Any business case for BML2 is destroyed by bypassing central London and Croydon and by spending billions at the London end.
Brian Hart is quite wrong. Travel demand is of course to city centres.
Moving Croydon trams from dedicated routes onto busy roads would hardly “enhance” them (or be cheap). His Elmers End route is not “underused” and it’s earmarked for a Bakerloo line extension!
Croydon’s Trams are so busy it’s getting 10 extra trams. Hundreds of Croydon people signed petitions against BML2 to protect trams, allotments and 100 homes destroyed by any “gateway station” put in the wrong place. As real market demand is instead to central London and Croydon, platforms are instead being added at London Bridge and East Croydon. Norman Baker helped get this work started when he was Transport Minister.
By contrast a re-opened Lewes-Uckfield line, electrification, and reopened Tunbridge Wells route would have a better business case. Both existing Uckfield trains and proposed Thameslinks to Tunbridge Wells could be EXTENDED via Lewes to Brighton without requiring huge London costs.

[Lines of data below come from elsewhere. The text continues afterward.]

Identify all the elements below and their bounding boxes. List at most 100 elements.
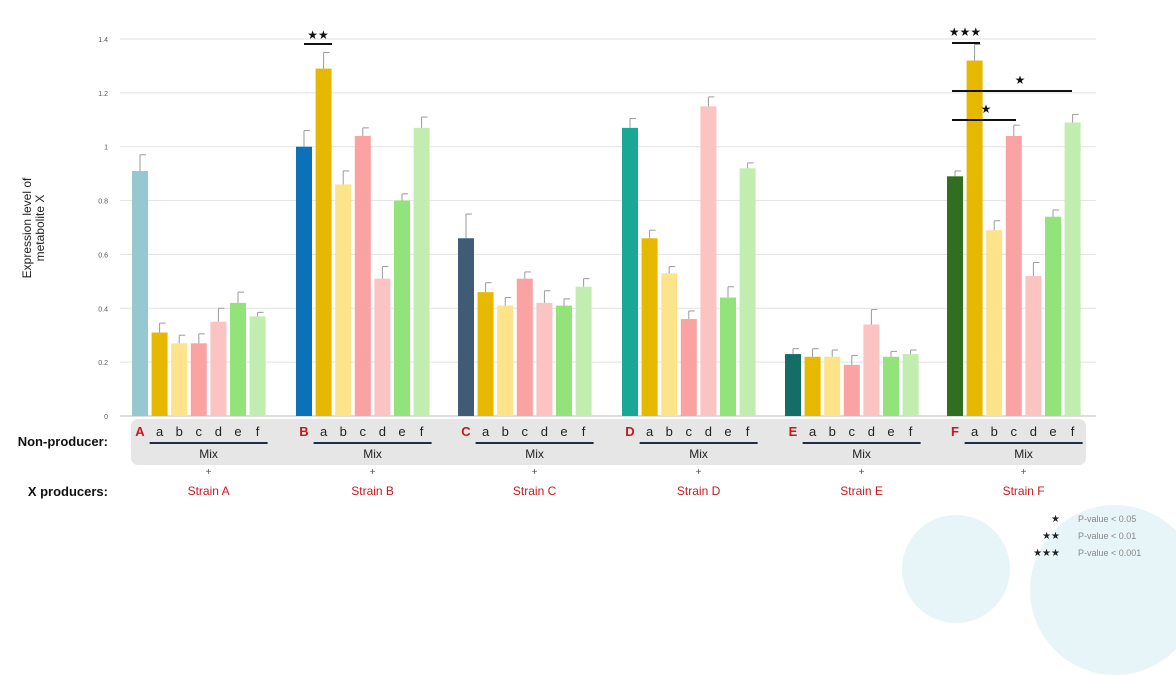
mix-label: Mix (852, 447, 871, 461)
strain-label: Strain C (513, 484, 557, 498)
category-label: f (909, 424, 913, 439)
legend-text: P-value < 0.001 (1078, 548, 1142, 558)
bar-D-f (739, 168, 756, 416)
plus-sign: + (859, 467, 865, 478)
plus-sign: + (1021, 467, 1027, 478)
legend-item: ★★★ P-value < 0.001 (1030, 548, 1141, 559)
plus-sign: + (532, 467, 538, 478)
bar-E-d (863, 324, 880, 416)
legend-stars: ★★ (1042, 531, 1060, 542)
category-label: d (705, 424, 712, 439)
bar-F-c (1005, 135, 1022, 416)
bar-F-f (1064, 122, 1081, 416)
y-tick-label: 0.2 (98, 360, 108, 367)
mix-label: Mix (525, 447, 544, 461)
bar-E-E (785, 354, 801, 416)
category-label: e (724, 424, 731, 439)
bar-A-a (151, 332, 168, 416)
y-tick-label: 0.8 (98, 199, 108, 206)
bar-E-e (883, 356, 899, 416)
plus-sign: + (696, 467, 702, 478)
category-label: b (176, 424, 183, 439)
bar-C-e (556, 305, 572, 416)
category-label: e (1049, 424, 1056, 439)
bar-E-b (824, 356, 841, 416)
plus-sign: + (206, 467, 212, 478)
legend-stars: ★ (1051, 514, 1060, 525)
category-label: c (849, 424, 856, 439)
bar-C-c (516, 278, 533, 416)
bar-D-e (720, 297, 736, 416)
bar-B-e (394, 200, 410, 416)
legend-stars: ★★★ (1033, 548, 1060, 559)
category-label: f (420, 424, 424, 439)
category-label: b (666, 424, 673, 439)
bar-D-a (641, 238, 658, 416)
category-label: d (379, 424, 386, 439)
bar-C-d (536, 302, 553, 416)
bar-F-e (1045, 216, 1061, 416)
category-label: d (868, 424, 875, 439)
significance-stars: ★★ (307, 28, 329, 42)
bar-C-a (477, 292, 494, 416)
category-label: B (299, 424, 308, 439)
mix-label: Mix (199, 447, 218, 461)
category-label: e (560, 424, 567, 439)
strain-label: Strain E (840, 484, 883, 498)
bar-F-b (986, 230, 1003, 416)
bar-F-a (966, 60, 983, 417)
bar-A-A (132, 170, 148, 416)
category-label: f (256, 424, 260, 439)
y-axis-label: Expression level of metabolite X (20, 177, 47, 279)
category-label: f (582, 424, 586, 439)
category-label: a (971, 424, 979, 439)
category-label: d (541, 424, 548, 439)
y-tick-label: 0 (104, 414, 108, 421)
bar-D-b (661, 273, 678, 416)
bar-A-b (171, 343, 188, 416)
bar-A-c (190, 343, 207, 416)
category-label: b (991, 424, 998, 439)
bar-D-c (680, 319, 697, 416)
bar-D-d (700, 106, 717, 417)
strain-label: Strain A (188, 484, 230, 498)
mix-label: Mix (1014, 447, 1033, 461)
category-label: c (196, 424, 203, 439)
category-label: A (135, 424, 145, 439)
category-label: e (887, 424, 894, 439)
strain-label: Strain F (1003, 484, 1045, 498)
mix-label: Mix (363, 447, 382, 461)
bar-C-C (458, 238, 474, 416)
category-label: E (789, 424, 798, 439)
category-label: f (1071, 424, 1075, 439)
category-label: a (320, 424, 328, 439)
y-tick-label: 1 (104, 145, 108, 152)
bar-A-d (210, 321, 227, 416)
strain-label: Strain B (351, 484, 394, 498)
category-label: f (746, 424, 750, 439)
category-label: c (522, 424, 529, 439)
category-label: a (156, 424, 164, 439)
category-label: c (360, 424, 367, 439)
bar-B-c (354, 135, 371, 416)
bar-E-f (902, 354, 919, 416)
significance-stars: ★ (1015, 73, 1026, 87)
category-label: e (234, 424, 241, 439)
bar-B-d (374, 278, 391, 416)
legend-text: P-value < 0.05 (1078, 514, 1137, 524)
bar-F-F (947, 176, 963, 416)
category-label: a (809, 424, 817, 439)
y-tick-label: 0.4 (98, 306, 108, 313)
bar-B-B (296, 146, 312, 416)
bar-C-b (497, 305, 514, 416)
y-tick-label: 0.6 (98, 252, 108, 259)
bar-E-a (804, 356, 821, 416)
category-label: b (502, 424, 509, 439)
bar-F-d (1025, 275, 1042, 416)
category-label: D (625, 424, 634, 439)
legend-item: ★ P-value < 0.05 (1030, 514, 1136, 525)
non-producer-label: Non-producer: (17, 434, 108, 449)
category-label: a (646, 424, 654, 439)
category-label: e (398, 424, 405, 439)
category-label: d (215, 424, 222, 439)
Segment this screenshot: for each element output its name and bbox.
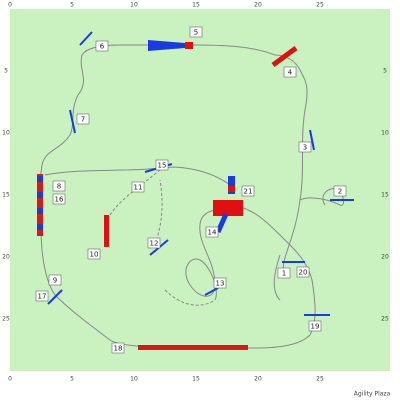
- obstacle-number: 7: [81, 116, 85, 124]
- obstacle-number: 1: [282, 270, 286, 278]
- obstacle-number: 11: [134, 184, 143, 192]
- axis-label: 25: [2, 316, 10, 323]
- obstacle-number: 5: [194, 29, 198, 37]
- axis-label: 5: [4, 68, 8, 75]
- obstacle-box: [308, 320, 322, 332]
- axis-label: 10: [381, 130, 389, 137]
- obstacle-box: [111, 342, 125, 354]
- obstacle-box: [87, 248, 101, 260]
- obstacle-box: [52, 180, 66, 192]
- obstacle-box: [189, 26, 203, 38]
- axis-label: 10: [130, 2, 138, 9]
- obstacle-box: [52, 193, 66, 205]
- axis-label: 25: [381, 316, 389, 323]
- obstacle-box: [95, 40, 109, 52]
- obstacle-box: [48, 274, 62, 286]
- obstacle-box: [213, 277, 227, 289]
- obstacle-number: 9: [53, 277, 57, 285]
- obstacle-box: [241, 185, 255, 197]
- obstacle-number: 4: [288, 69, 293, 77]
- course-path: [39, 44, 344, 349]
- axis-label: 25: [316, 376, 324, 383]
- axis-label: 25: [316, 2, 324, 9]
- obstacle-number: 17: [38, 293, 47, 301]
- obstacle-number: 14: [208, 229, 217, 237]
- obstacle-number: 3: [303, 144, 307, 152]
- axis-label: 5: [70, 2, 74, 9]
- axis-label: 15: [2, 192, 10, 199]
- axis-label: 10: [2, 130, 10, 137]
- obstacle-box: [277, 267, 291, 279]
- obstacle-number: 10: [90, 251, 99, 259]
- axis-label: 20: [254, 376, 262, 383]
- obstacle-number: 12: [150, 240, 159, 248]
- obstacle-box: [283, 66, 297, 78]
- axis-label: 20: [254, 2, 262, 9]
- obstacle-box: [298, 141, 312, 153]
- axis-label: 20: [381, 254, 389, 261]
- obstacle-box: [35, 290, 49, 302]
- obstacle-number: 13: [216, 280, 225, 288]
- obstacle-box: [147, 237, 161, 249]
- axis-label: 0: [8, 376, 12, 383]
- field: [10, 9, 390, 371]
- obstacle-number: 20: [299, 269, 308, 277]
- obstacle-number: 16: [55, 196, 64, 204]
- credit: Agility Plaza: [354, 391, 391, 398]
- obstacle-box: [155, 159, 169, 171]
- axis-label: 5: [70, 376, 74, 383]
- obstacle-number: 18: [114, 345, 123, 353]
- axis-label: 15: [381, 192, 389, 199]
- axis-label: 10: [130, 376, 138, 383]
- obstacle-box: [296, 266, 310, 278]
- obstacle-number: 21: [244, 188, 253, 196]
- obstacle-box: [131, 181, 145, 193]
- obstacle-box: [333, 185, 347, 197]
- axis-label: 15: [192, 2, 200, 9]
- axis-label: 15: [192, 376, 200, 383]
- obstacle-box: [76, 113, 90, 125]
- axis-label: 0: [8, 2, 12, 9]
- obstacle-number: 6: [100, 43, 105, 51]
- obstacle-number: 2: [338, 188, 342, 196]
- equipment: [37, 31, 354, 350]
- obstacle-number: 19: [311, 323, 320, 331]
- axis-label: 20: [2, 254, 10, 261]
- obstacle-number: 8: [57, 183, 61, 191]
- axis-label: 5: [383, 68, 387, 75]
- obstacle-number: 15: [158, 162, 167, 170]
- obstacle-box: [205, 226, 219, 238]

Extended existing trains from Croydon need no new London train paths or expensive work. We could then add new links to Brighton from Tunbridge Wells, Sevenoaks, Bromley and central London.
But by boosting its cost and ignoring market demand, BML2 destroys its case – and thus chances of actually happening. It hinders Norman Baker as he campaigns for Lewes-Uckfield to reopen.
Any politician instead backing BML2’s extra London costs and bypassed market deserves scorn. So while we do still need to compare options for solutions that serve Lewes station rather than bypassing it via an expensive tunnel, perhaps we’d be better off if we gave Lewes-Uckfield-Tunbridge a sexier name – like BML THREE?